Gallo outlines the importance of gestures and building “command presence”:
“Disciplined, rigorous, intelligent, and confident speakers use hand gestures as a window to their thought processes.”
Studies suggest that gestures give the audience confidence in the speaker. But our most expansive hand gestures should be saved only for key moments in the presentation.
#4: Novel Ideas
Learning something new activates dopamine pathways in the brain. It gives us a spike of reward chemistry that makes presentations and learning experiences more appealing.
“Novelty is the single most effective way to capture a person’s attention.”
Giving our content an unpredictable “hook” forces the brain to process the information differently and more memorably.
“Only through seeing your own world through a fresh lens will you be able to give your audience a new way of looking at their world.”
If ideas are too complex, they will be less memorable. It should be possible to summarise a novel idea in 140 characters or less (a “Twitter friendly headline”, as Gallo calls it).
#5: Jaw-Dropping Moments
Shocking and surprising moments also help to make our presentations more memorable.
Such moments create what neuroscientists call “emotionally charged events”. At the neurological level, the amygdala releases more dopamine when exposed to such moments, which aids our memory processing.
“The brain is wired to recall emotionally vivid events and to ignore the ordinary, the mundane.

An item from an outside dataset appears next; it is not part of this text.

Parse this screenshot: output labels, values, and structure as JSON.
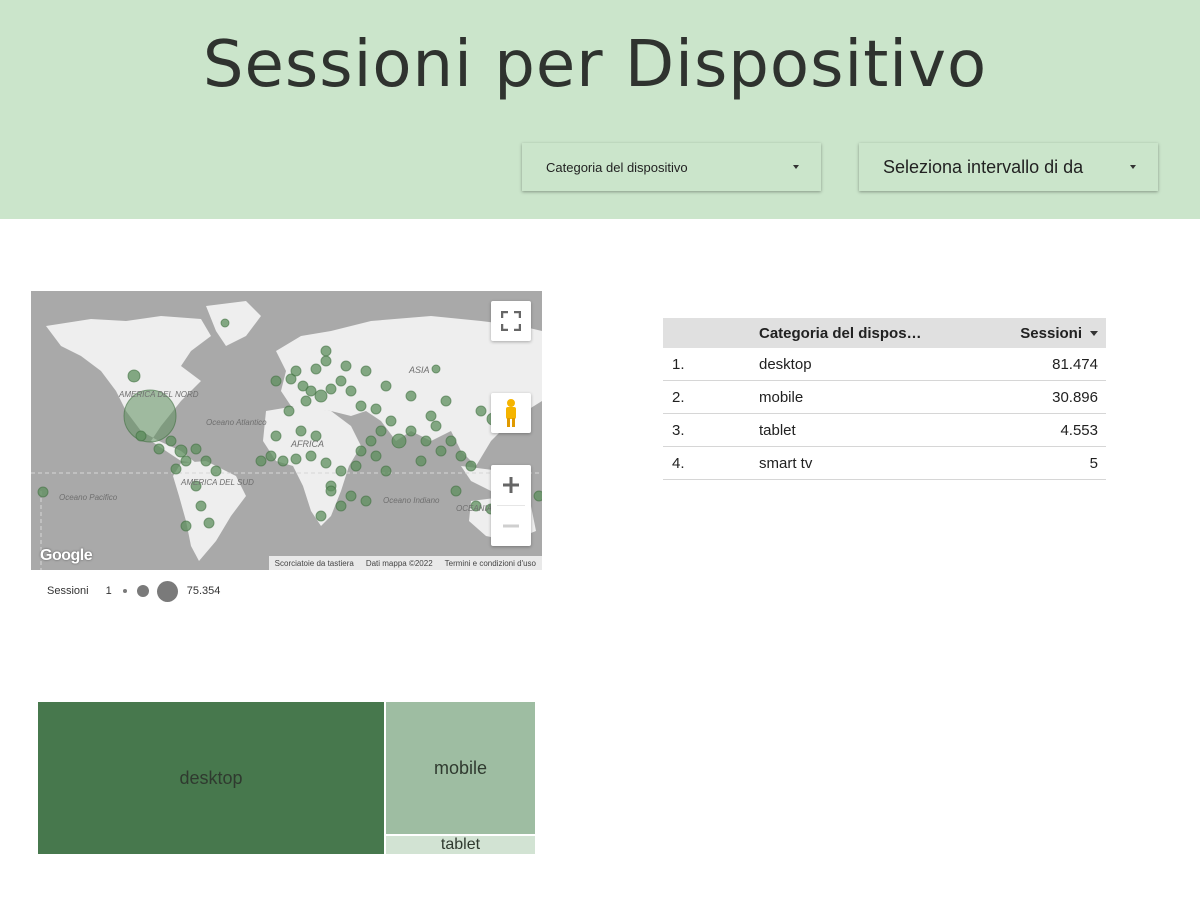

If you want to stand out in a sea of mediocre presentations, you must take emotional charge of your audience.”
Think about novel and memorable ways to communicate the salient messages in a presentation. Use props, demos, unexpected statistics, videos, and images where appropriate. And end on a high note with a strong story.
Humour is a key tool in the armoury of the world’s best speakers – and with good reason. The brain loves humour, which can act as an ingratiation tactic and strengthen group cohesion.
Research shows that humorous people are also seen as more intelligent and interesting. Indeed, humour is consistently ranked above educational attainment, career status, or physical attraction as a key desirable trait in a partner.
“Your audience is turned on by humor. Arouse them. Their devotion will help you be far more successful.”
By injecting natural humour into our presentations, through anecdotes, analogies and other strategies, we can capitalise on the brain’s natural attraction to humour.
#7: 18 Minutes
18 minutes, the length of a TED talk, is the ideal length of time for a presentation. As the length of a presentation increases, the cognitive burden on the listener increases too.
The rule of three can help us to understand why this length of time is so effective. This principle suggests people will robustly remember three pieces of information. As we add more items, this level of retention reduces significantly.
In the spirit of this rule, Gallo suggests a three-story structure for presentations. The steps are as follows:
- Create a succinct headline
- Support the headline with three key messages
- Reinforce the three messages with stories and examples
#8: Multisensory Experiences
Multisensory presentations expose the brain to novelty, making presentations more engaging and memorable. When the brain is given two mental representations of an idea – e.g. verbal and visual – the mental connections become much stronger.
Gallo suggests using pictures instead of words wherever possible. Scientists have produced ample evidence to suggest that ideas presented as images are more likely to be recalled afterwards than ideas presented as words.
All the previous ideas are meaningless if you’re not being yourself.
“When you deliver a presentation, your goal should not be to “deliver a presentation.” It should be to inspire your audience, to move them, and to encourage them to dream bigger. You cannot move people if they don’t think you’re real. You’ll never convince your audience of anything if they don’t trust, admire, and genuinely like you.”
Bottom line: Put in the hard work to craft and rehearse the presentation until it’s natural. But thereafter it stands on authentic delivery and speaking from the heart.